How to perform Data Migrations aligned with regular Schema Migrations

pironim · July 1, 2020, 2:16pm

I’m trying to find good way to migrate data for Phoenix application.

Phoenix has regular migrations and it looks like rails migration.
My previous rails project was big and we often write data migrations(to update some records or delete)
rule of thumb - separate regular(schema) migrations from data migrations
for rails we have several libraries like https://github.com/ilyakatz/data-migrate
and you can call it like:

rake db:migrate:with_data

I find https://github.com/samsamai/ecto_immigrant but it looks outdated and there is no options.

Maybe somebody know good library to add migrations and have ability to run data migration after specific schema migration?

there different opinions how to run data migrations
link them to release and run after schema migrations
, mix schema and data migrations
run migrations after schema migrations.

schema depends on your app

LostKobrakai · July 1, 2020, 2:31pm

Can you explain the benefit from that? To me this sounds like it’s just waiting for some inconsistency between those two to happen.

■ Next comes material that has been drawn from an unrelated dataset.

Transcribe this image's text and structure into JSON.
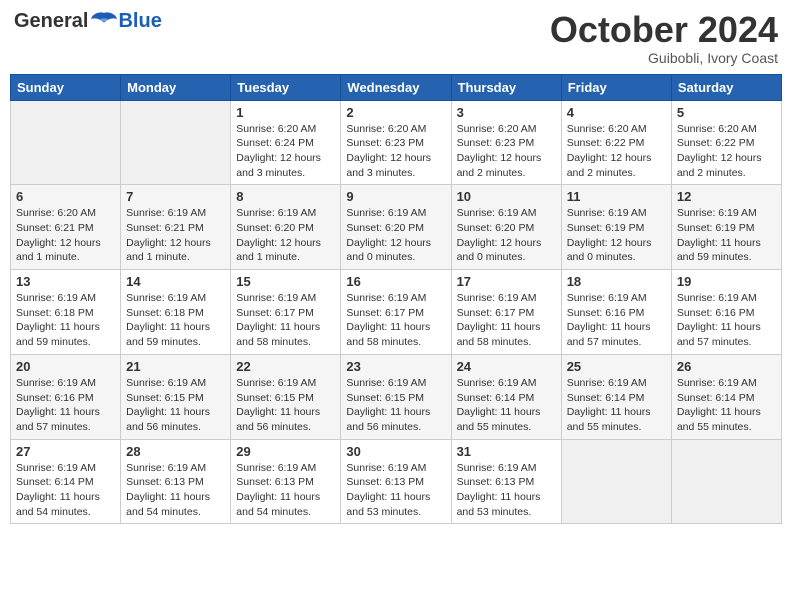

pironim · July 1, 2020, 2:44pm

In two years you can get many migrations with outdated code and you need to fix them from time to time(module removed or renamed). It’s hard to do If you mix schema changes and data changes

with separate file for data migration you can get some control
e.g. run only schema migrations on local machine (dev, test env)
disable specific data migration and skip evaluation.

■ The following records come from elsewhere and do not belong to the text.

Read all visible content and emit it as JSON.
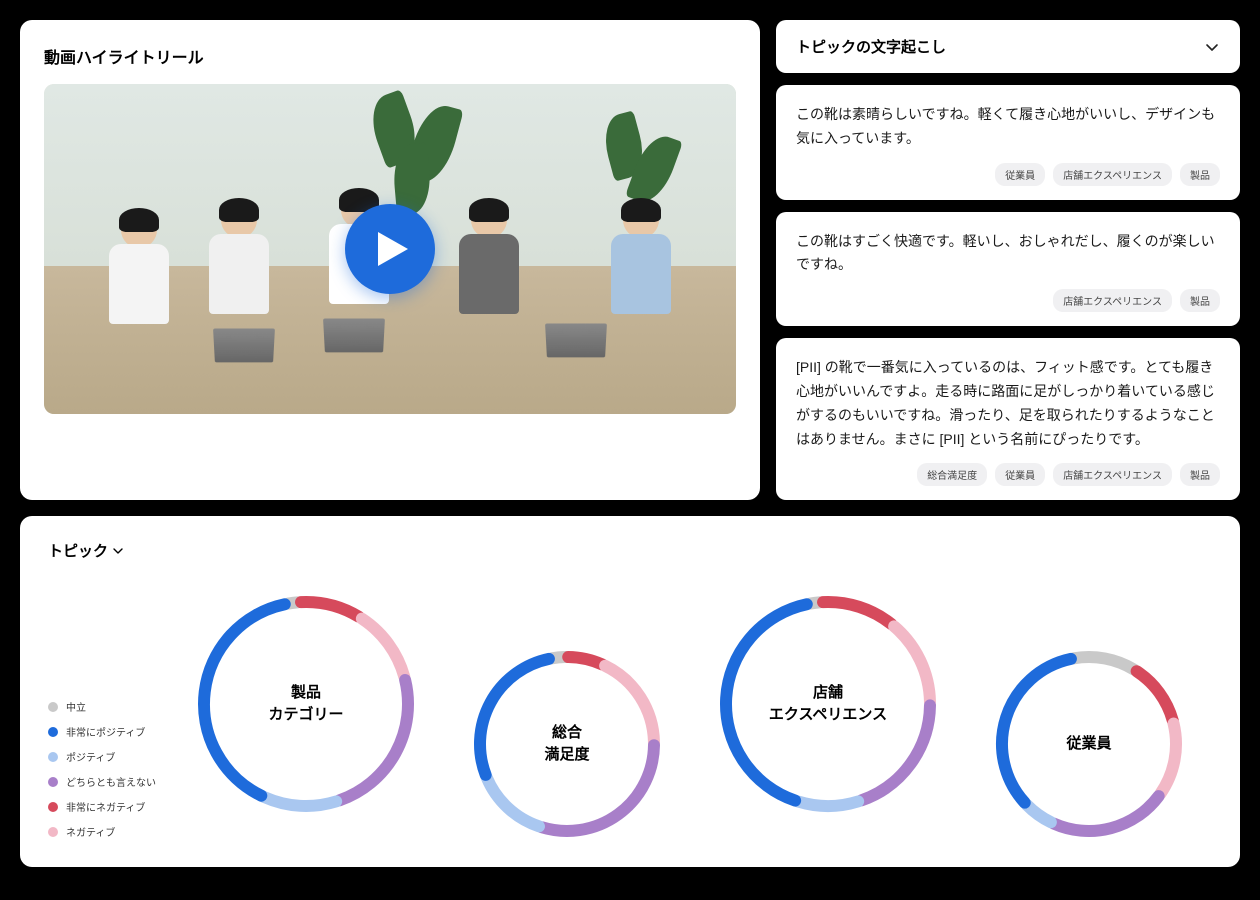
{
  "video": {
    "title": "動画ハイライトリール"
  },
  "transcript": {
    "header": "トピックの文字起こし",
    "items": [
      {
        "text": "この靴は素晴らしいですね。軽くて履き心地がいいし、デザインも気に入っています。",
        "tags": [
          "従業員",
          "店舗エクスペリエンス",
          "製品"
        ]
      },
      {
        "text": "この靴はすごく快適です。軽いし、おしゃれだし、履くのが楽しいですね。",
        "tags": [
          "店舗エクスペリエンス",
          "製品"
        ]
      },
      {
        "text": "[PII] の靴で一番気に入っているのは、フィット感です。とても履き心地がいいんですよ。走る時に路面に足がしっかり着いている感じがするのもいいですね。滑ったり、足を取られたりするようなことはありません。まさに [PII] という名前にぴったりです。",
        "tags": [
          "総合満足度",
          "従業員",
          "店舗エクスペリエンス",
          "製品"
        ]
      }
    ]
  },
  "topics": {
    "title": "トピック",
    "legend": [
      {
        "label": "中立",
        "color": "#c9c9c9"
      },
      {
        "label": "非常にポジティブ",
        "color": "#1e6bdb"
      },
      {
        "label": "ポジティブ",
        "color": "#a9c7f0"
      },
      {
        "label": "どちらとも言えない",
        "color": "#a87fc9"
      },
      {
        "label": "非常にネガティブ",
        "color": "#d64a5c"
      },
      {
        "label": "ネガティブ",
        "color": "#f2b8c6"
      }
    ]
  },
  "chart_data": [
    {
      "type": "pie",
      "title": "製品\nカテゴリー",
      "series": [
        {
          "name": "中立",
          "value": 2
        },
        {
          "name": "非常にポジティブ",
          "value": 40
        },
        {
          "name": "ポジティブ",
          "value": 12
        },
        {
          "name": "どちらとも言えない",
          "value": 24
        },
        {
          "name": "非常にネガティブ",
          "value": 10
        },
        {
          "name": "ネガティブ",
          "value": 12
        }
      ],
      "size": 220,
      "offset": false
    },
    {
      "type": "pie",
      "title": "総合\n満足度",
      "series": [
        {
          "name": "中立",
          "value": 3
        },
        {
          "name": "非常にポジティブ",
          "value": 28
        },
        {
          "name": "ポジティブ",
          "value": 14
        },
        {
          "name": "どちらとも言えない",
          "value": 30
        },
        {
          "name": "非常にネガティブ",
          "value": 7
        },
        {
          "name": "ネガティブ",
          "value": 18
        }
      ],
      "size": 190,
      "offset": true
    },
    {
      "type": "pie",
      "title": "店舗\nエクスペリエンス",
      "series": [
        {
          "name": "中立",
          "value": 2
        },
        {
          "name": "非常にポジティブ",
          "value": 42
        },
        {
          "name": "ポジティブ",
          "value": 10
        },
        {
          "name": "どちらとも言えない",
          "value": 20
        },
        {
          "name": "非常にネガティブ",
          "value": 12
        },
        {
          "name": "ネガティブ",
          "value": 14
        }
      ],
      "size": 220,
      "offset": false
    },
    {
      "type": "pie",
      "title": "従業員",
      "series": [
        {
          "name": "中立",
          "value": 12
        },
        {
          "name": "非常にポジティブ",
          "value": 34
        },
        {
          "name": "ポジティブ",
          "value": 6
        },
        {
          "name": "どちらとも言えない",
          "value": 22
        },
        {
          "name": "非常にネガティブ",
          "value": 12
        },
        {
          "name": "ネガティブ",
          "value": 14
        }
      ],
      "size": 190,
      "offset": true
    }
  ]
}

it’s all about control, testability and managebility.

Usually data migration have short life time

create it
write tests
release to all envs
comment or remove it somehow

LostKobrakai · July 1, 2020, 3:24pm

Ok, I don’t have such problems because I migrate data using plain sql, therefore I can keep them around without problems.

shanesveller · July 1, 2020, 5:19pm

I’d highly encourage writing these kinds of transformations as pure modules and functions that wrap straightforward Ecto calls, i.e. Repo.update_all. This approach lends itself well to testing, repeatable execution, and will look familiar to developers as they’re essentially specialized context modules. Tying them to the mindset of migrations that can be “checked off” as completed and don’t need to happen again doesn’t often mesh with my experience in reality. More often I see situations where it takes several passes through the data with the same intent to fully clean it in-place before a stricter DDL design can be applied. You can still drop the modules and their tests from your codebase once the need is conclusively finished, but you won’t need any acrobatics to repeat the effort again.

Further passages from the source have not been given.